An evening in which the DUP stopped propping up Theresa May’s majority in parliament during what should have been a rubber-stamping of Chancellor Philip Hammond’s budget saw another major blow to the likelihood of Theresa May winning a House of Commons vote on her Brexit deal.
In an equally embarrassing set back for Theresa May, she was also forced tonight to agree to publish her full economic advice on the impact of her proposed Brexit agreement compared to the economic impact of staying in the EU.
Previously she had agreed to publish the advice, and a comparison with the impact of a no deal Brexit, but not the comparison with remaining in the EU. But facing a motion from over 70 MPs across both sides of the benches including many Conservative rebels she was forced to back down and agree to publish the details before parliament votes on the Brexit agreement.
The impact studies are expected to show that Britain will be worse off in either Brexit scenario than if the country remained in the EU.
The 11 Tory rebels included Jo Johnson, who resigned as Transport Minister, insisting “to present the nation with a choice between two deeply unattractive outcomes, vassalage and chaos, is a failure of British statecraft on a scale unseen since the Suez crisis.”

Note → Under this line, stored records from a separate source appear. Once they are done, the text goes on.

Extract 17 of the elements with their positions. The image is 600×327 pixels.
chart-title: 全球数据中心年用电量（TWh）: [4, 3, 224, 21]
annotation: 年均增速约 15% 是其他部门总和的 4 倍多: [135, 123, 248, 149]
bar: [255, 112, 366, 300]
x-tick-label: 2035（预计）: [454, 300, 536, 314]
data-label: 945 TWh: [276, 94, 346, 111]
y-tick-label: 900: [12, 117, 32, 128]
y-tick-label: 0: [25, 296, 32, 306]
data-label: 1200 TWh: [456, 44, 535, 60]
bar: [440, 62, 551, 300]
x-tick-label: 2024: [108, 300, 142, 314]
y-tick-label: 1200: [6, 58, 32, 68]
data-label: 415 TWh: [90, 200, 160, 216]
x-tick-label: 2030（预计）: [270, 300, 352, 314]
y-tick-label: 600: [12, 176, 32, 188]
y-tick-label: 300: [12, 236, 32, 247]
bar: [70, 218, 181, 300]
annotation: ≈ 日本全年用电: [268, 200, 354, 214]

Fellow Conservative MP Ken Clarke, who also signed the motion said: “The only way to prevent the current shambles from becoming a serious national crisis will be for parliament to exercise a well-informed and sensible judgment in the national interest when it votes on all the key issues. The procedures of the House of Commons must be followed in order to protect the national interest from any attempts to confine parliamentary sovereignty.”